LUMINA: Detecting Hallucinations in RAG System with Context-Knowledge Signals
This addresses hallucinations in RAG-based LLMs, which is a critical issue for reliable AI applications, though it is incremental as it builds on existing utilization-based detection approaches.
The paper tackles the problem of hallucinations in Retrieval-Augmented Generation (RAG) systems, proposing LUMINA to detect them using context-knowledge signals, and it achieves up to +13% AUROC improvement over prior methods on benchmarks like HalluRAG.
Retrieval-Augmented Generation (RAG) aims to mitigate hallucinations in large language models (LLMs) by grounding responses in retrieved documents. Yet, RAG-based LLMs still hallucinate even when provided with correct and sufficient context. A growing line of work suggests that this stems from an imbalance between how models use external context and their internal knowledge, and several approaches have attempted to quantify these signals for hallucination detection. However, existing methods require extensive hyperparameter tuning, limiting their generalizability.
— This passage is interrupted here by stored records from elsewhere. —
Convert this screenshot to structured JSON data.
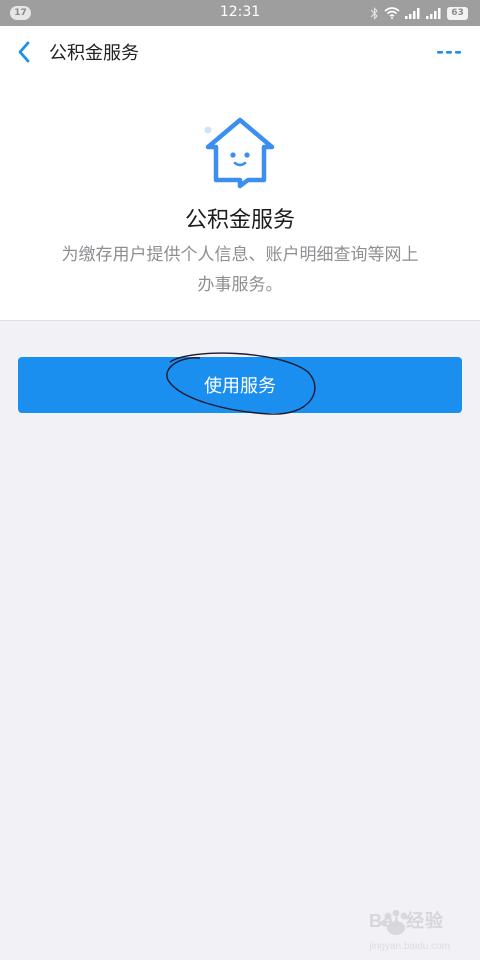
{
  "status_bar": {
    "notification_count": "17",
    "time": "12:31",
    "battery_level": "63",
    "icons": [
      "bluetooth-icon",
      "wifi-icon",
      "signal-icon",
      "signal-icon",
      "battery-icon"
    ]
  },
  "header": {
    "title": "公积金服务",
    "back_icon": "chevron-left-icon",
    "more_icon": "more-dots-icon"
  },
  "intro": {
    "icon": "house-smile-icon",
    "title": "公积金服务",
    "description": "为缴存用户提供个人信息、账户明细查询等网上办事服务。"
  },
  "action": {
    "use_service_label": "使用服务"
  },
  "watermark": {
    "brand": "Bai 经验",
    "url": "jingyan.baidu.com"
  },
  "colors": {
    "accent": "#1b8ff0",
    "status_bar": "#9e9e9e",
    "page_background": "#f1f1f6"
  }
}
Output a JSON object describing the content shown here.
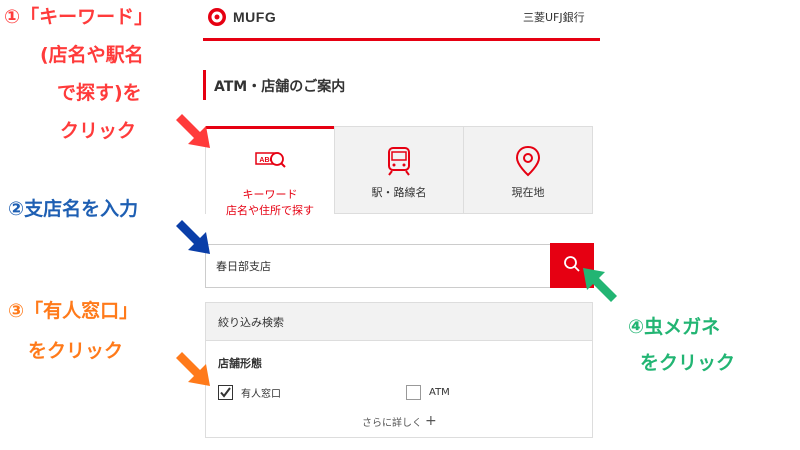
{
  "header": {
    "logo_text": "MUFG",
    "bank_name": "三菱UFJ銀行"
  },
  "page_title": "ATM・店舗のご案内",
  "tabs": [
    {
      "label_line1": "キーワード",
      "label_line2": "店名や住所で探す",
      "icon": "keyword-search-icon",
      "active": true
    },
    {
      "label_line1": "駅・路線名",
      "icon": "train-icon",
      "active": false
    },
    {
      "label_line1": "現在地",
      "icon": "location-pin-icon",
      "active": false
    }
  ],
  "search": {
    "value": "春日部支店",
    "button_icon": "search-icon"
  },
  "filter": {
    "header": "絞り込み検索",
    "section_label": "店舗形態",
    "options": [
      {
        "label": "有人窓口",
        "checked": true
      },
      {
        "label": "ATM",
        "checked": false
      }
    ],
    "more_label": "さらに詳しく"
  },
  "annotations": {
    "step1": [
      "①「キーワード」",
      "(店名や駅名",
      "で探す)を",
      "クリック"
    ],
    "step2": "②支店名を入力",
    "step3": [
      "③「有人窓口」",
      "をクリック"
    ],
    "step4": [
      "④虫メガネ",
      "をクリック"
    ]
  },
  "colors": {
    "brand_red": "#e60012",
    "step1": "#ff3b3b",
    "step2": "#1e5fb3",
    "step3": "#ff7a1a",
    "step4": "#22b573"
  }
}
We propose LUMINA, a novel framework that detects hallucinations in RAG systems through context-knowledge signals: external context utilization is quantified via distributional distance, while internal knowledge utilization is measured by tracking how predicted tokens evolve across transformer layers. We further introduce a framework for statistically validating these measurements. Experiments on common RAG hallucination benchmarks and four open-source LLMs show that LUMINA achieves consistently high AUROC and AUPRC scores, outperforming prior utilization-based methods by up to +13% AUROC on HalluRAG. Moreover, LUMINA remains robust under relaxed assumptions about retrieval quality and model matching, offering both effectiveness and practicality.